Now that you have your PDE, you may want to know the temperature at specific points on the panel a few minutes after takeoff. However, to get those values from your function you need to know the rate of change (called “derivatives”) of temperature over location and time on the panel, since it is a PDE. This is nearly impossible to measure without running expensive and time-consuming real-world tests, rendering your function not particularly useful. To make it useful, you need to “solve” it by approximating the derivatives on a grid, where the rate of change becomes the change between different points on the grid. If the grid is fine enough, you can get an accurate approximation of the solution.
In simple cases, like the square metal panel, scientists can solve PDEs. But most real-world applications—like the rocket as a whole, which has a much more complicated shape—are far more complicated, making it dramatically more difficult (in fact sometimes impossible) to solve the PDE. In those cases, scientists rely on methods that necessarily reduce the detail of the solution. When studying complex systems where details are key, this has posed a significant challenge for scientists and engineers.
Moreover, existing methods also have practical limitations. Say you want to model the weather on a small scale for local forecasting and on a large scale to measure trends over years. Both being weather systems, these situations are governed by largely similar sets of PDEs. However, you may want much higher resolution on the small scale, short-term weather forecasts than on the long term climate predictions. Current methods require separate models for each scale even though the underlying physics is the same, which results in a significant resource drain when developing methods to solve nasty PDEs.
How neural operators help
While AI can be extremely useful for many kinds of complicated mathematical problems, using traditional mathematical methods—or even AI—to solve complicated PDEs previously required estimating the PDE solution function directly from the data, which reduces the resolution of the answer.
Neural operators are different: they can learn the process of solving a PDE. They can estimate, from a function relating variables with their rates of change, that same function without the rates of change. The key difference is that neural operators take functions as input and output instead of sequences of numbers, like traditional AI models do. Then, to manipulate the functions internally and find patterns, neural operators implement mathematical tools like Fourier Transforms that can split a function up into many parts and then group them back together.

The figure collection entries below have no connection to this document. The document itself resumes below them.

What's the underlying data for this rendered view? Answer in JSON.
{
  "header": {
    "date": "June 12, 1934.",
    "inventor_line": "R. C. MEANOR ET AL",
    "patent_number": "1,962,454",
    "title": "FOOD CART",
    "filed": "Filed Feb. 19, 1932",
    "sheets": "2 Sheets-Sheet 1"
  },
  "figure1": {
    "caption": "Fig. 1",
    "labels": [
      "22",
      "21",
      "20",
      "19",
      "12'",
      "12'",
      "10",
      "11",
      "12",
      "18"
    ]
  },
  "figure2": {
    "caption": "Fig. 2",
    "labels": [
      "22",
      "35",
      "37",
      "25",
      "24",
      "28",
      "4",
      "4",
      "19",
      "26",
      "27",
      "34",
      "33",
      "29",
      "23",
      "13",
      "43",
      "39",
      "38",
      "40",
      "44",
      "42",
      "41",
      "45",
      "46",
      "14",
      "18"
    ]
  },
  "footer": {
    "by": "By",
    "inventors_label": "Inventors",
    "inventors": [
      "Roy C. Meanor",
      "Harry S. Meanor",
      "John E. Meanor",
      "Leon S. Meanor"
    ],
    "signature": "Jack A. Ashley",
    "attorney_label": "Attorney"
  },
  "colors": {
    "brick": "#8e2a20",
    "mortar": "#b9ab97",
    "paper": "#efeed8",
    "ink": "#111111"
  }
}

Because of this, scientists can train a neural operator model on one level of resolution and output it on another, meaning scientists avoid the practical issue of training many models for the many levels of resolution they are interested in. Higher resolution also means more accuracy when simulations run for longer. This means that scientists can use the same AI model for many different tasks that require differing levels of resolution, saving countless hours and dollars on training and compute.
Looking ahead
With only five years on the scene, the world with neural operators is a world more prepared for natural disasters, better equipped to fight diseases, and closer to solving decades-old problems in science. By supporting research in this emerging architecture within AI, the U.S. can lead in developing faster, more accurate AI systems with extremely impactful practical and scientific applications.